Monday, February 12, 2024

Illustrating the Mountains (Part 4 of 4)

 [From March 3, 2009]

It overlooks a country of peaks and projections, of frightful precipices, often of naked rock, but generally fringed with delicate foliage; a country dotted with fertile clearings set down in the midst of forests; of valleys inaccessible save by narrow passes; of curious caves and tangled trails; of buttes and knobs, reached only by dangerous passes, where one finds the bluff's base thousands of feet down in some nook, and as he looks up sees the wall towering far above him.
-Edward King, 1875



I opened up
the Heart of the Alleghenies and saw this mountain with the curious name, "UNAKA-KANOOS."

The authors (Zeigler and Grosscup) of the 1883 book on Western North Carolina explained:

… we came out before the massive front of a peculiar mountain. Whiteside, or in literal translation of the Cherokee title, Unaka-kanoos, White-mountain, is the largest exposure of perpendicular, bare rock east of the Rockies. It is connected, without deeply-marked intervening gaps, with its neighboring peaks of the Blue Ridge; but from some points of observation it appears isolated—a majestic, solitary, dome-shaped monument, differing from all other mountains of the Alleghanies in its aspect and form.

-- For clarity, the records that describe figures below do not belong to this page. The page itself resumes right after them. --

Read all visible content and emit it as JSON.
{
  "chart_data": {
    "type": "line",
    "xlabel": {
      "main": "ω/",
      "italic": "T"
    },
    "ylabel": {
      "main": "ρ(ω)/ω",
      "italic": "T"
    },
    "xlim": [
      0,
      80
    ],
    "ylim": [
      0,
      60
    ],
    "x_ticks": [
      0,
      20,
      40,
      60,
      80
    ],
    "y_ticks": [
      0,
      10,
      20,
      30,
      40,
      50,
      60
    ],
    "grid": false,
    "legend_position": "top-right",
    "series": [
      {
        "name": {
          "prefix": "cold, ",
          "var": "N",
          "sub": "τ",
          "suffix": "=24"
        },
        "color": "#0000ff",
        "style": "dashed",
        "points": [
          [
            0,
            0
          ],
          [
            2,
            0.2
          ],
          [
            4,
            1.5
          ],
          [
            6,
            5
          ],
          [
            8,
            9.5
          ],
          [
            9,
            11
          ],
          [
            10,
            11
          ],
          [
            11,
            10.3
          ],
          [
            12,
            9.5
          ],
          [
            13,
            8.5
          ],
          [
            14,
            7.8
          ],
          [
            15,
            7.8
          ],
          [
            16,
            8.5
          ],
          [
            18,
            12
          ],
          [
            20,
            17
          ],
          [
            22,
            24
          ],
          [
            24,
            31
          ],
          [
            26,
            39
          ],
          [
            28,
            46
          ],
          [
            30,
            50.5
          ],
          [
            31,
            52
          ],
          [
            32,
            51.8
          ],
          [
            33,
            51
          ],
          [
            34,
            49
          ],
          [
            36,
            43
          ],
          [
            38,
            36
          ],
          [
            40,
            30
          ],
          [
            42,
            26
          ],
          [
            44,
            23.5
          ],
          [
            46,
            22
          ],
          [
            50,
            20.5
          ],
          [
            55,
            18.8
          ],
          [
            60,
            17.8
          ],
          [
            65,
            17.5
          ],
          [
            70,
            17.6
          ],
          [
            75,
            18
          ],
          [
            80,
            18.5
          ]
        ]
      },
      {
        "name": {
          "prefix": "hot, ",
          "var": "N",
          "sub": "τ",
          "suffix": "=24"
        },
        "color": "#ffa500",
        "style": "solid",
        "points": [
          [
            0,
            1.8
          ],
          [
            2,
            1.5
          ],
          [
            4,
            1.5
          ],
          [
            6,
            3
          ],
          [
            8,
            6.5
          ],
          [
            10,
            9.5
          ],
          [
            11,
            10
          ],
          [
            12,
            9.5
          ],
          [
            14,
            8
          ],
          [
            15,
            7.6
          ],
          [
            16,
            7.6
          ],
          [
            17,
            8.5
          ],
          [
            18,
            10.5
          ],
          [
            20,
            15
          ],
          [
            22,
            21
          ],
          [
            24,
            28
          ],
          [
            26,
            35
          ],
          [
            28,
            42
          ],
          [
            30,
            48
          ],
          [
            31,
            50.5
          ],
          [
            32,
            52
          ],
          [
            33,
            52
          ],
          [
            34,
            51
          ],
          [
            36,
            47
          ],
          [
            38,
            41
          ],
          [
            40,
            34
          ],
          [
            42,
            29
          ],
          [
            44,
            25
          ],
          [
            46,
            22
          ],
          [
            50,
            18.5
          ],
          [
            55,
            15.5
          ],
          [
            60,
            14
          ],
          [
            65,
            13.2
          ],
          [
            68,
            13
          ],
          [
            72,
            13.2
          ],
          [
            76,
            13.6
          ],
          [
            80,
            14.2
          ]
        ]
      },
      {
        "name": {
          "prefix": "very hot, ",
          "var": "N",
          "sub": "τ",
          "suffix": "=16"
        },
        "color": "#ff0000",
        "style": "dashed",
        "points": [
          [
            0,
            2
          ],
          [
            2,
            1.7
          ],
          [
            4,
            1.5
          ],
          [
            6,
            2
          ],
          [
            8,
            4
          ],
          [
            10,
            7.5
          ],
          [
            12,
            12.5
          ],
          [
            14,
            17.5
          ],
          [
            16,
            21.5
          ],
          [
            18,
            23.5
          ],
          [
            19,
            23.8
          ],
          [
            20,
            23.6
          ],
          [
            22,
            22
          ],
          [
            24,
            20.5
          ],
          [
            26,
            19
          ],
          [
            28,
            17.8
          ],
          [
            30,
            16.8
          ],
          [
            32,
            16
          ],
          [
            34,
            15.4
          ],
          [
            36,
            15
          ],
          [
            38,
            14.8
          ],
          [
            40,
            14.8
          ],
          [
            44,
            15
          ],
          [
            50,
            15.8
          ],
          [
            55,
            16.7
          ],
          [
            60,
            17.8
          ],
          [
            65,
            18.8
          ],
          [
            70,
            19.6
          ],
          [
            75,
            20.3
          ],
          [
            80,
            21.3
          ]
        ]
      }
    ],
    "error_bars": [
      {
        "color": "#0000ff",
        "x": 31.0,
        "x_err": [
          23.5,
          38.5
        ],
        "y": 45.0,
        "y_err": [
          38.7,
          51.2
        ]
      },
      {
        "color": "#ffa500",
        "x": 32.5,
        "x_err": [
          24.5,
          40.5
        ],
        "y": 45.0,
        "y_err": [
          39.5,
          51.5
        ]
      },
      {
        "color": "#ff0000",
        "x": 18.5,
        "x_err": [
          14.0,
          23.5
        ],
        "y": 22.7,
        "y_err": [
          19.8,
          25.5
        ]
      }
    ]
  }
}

I don't know much about the artists who created these illustrations of Whiteside Mountain. James Wells Champney did much of the art for The Great South (1875), where the pictures of Devil’s Courthouse and the edge of the abyss appeared. The page with two views of the mountain was from the Harper’s article, By-paths in the Mountains, by Rebecca Harding Davis (1880).





In The Great South, Edward King shares a story told while he was atop Whiteside Mountain:

"One day," said the Surveyor, seating himself with admirable carelessness on the dreadful slope of a rock overhanging the awful depths, "I was taking some levels below, and at last thought I would climb Whiteside. While I was coming up a storm passed over the mountains, and when I reached the top everything was hidden in such a dense mist, fog, or cloud, that one could hardly see his hand before his face. I strolled on until I reached a spot which I thought I recognized, and sat down, stretching my feet carelessly.

"Luckily enough, I didn't move; I was mighty still, for I was tired, and the fog was solemn-like; but pretty soon it blew away right smart, and dog my skin if I wasn't perched on the very outer edge of this line of rock, and about two inches between me and twelve hundred feet of sheer fall.

"I saw the trees in Cashier's valley, and the clearings, and then the sky, for I didn't look twice at the fall below me; but I flattened myself against the rock, and turned over; and I never want to come up here in a fog again."

Imagine a waterfall 2,000 feet high suddenly turned to stone, and you have the general effect of the Whiteside precipice as seen in the single, terrified, reluctant glance which you give from the top. There is the curve and the grand, dizzy bend downward; were it not for occasional clumps of foliage down the sides, the resemblance would be absolute.

The mountain itself lies rooted in the western slope of the Blue Ridge. [Silas] McDowell has compared it to the carcass of some great monster, upon whose head you climb, and along whose mammoth spine you wander, giddy with terror each time you gaze over the skeleton sides.




Edward King imagined the future of the Cashiers Valley and Whiteside Mountain:

The wealthy citizens of South Carolina have long known of the charms of this section, and many of them annually visit it. In a few years its wildness will be tamed; a summer hotel will doubtless stand on the site of "Wright's" farm-house, and the lovely forests will be penetrated by carriage roads; steps will be cut along the ribs of Whiteside; and a shelter will be erected on the very summit. A storm on the vast rock, with the lightning playing hide and seek in the crevices of the precipice, is an experience which gives one an enlarged idea of the powers of Heaven.




For good measure I’ve included a few postcards showing how the portrayal of the Unaka-kanoos has changed over time. The first color postcard of Whiteside (with the river in the foreground) was published before 1908.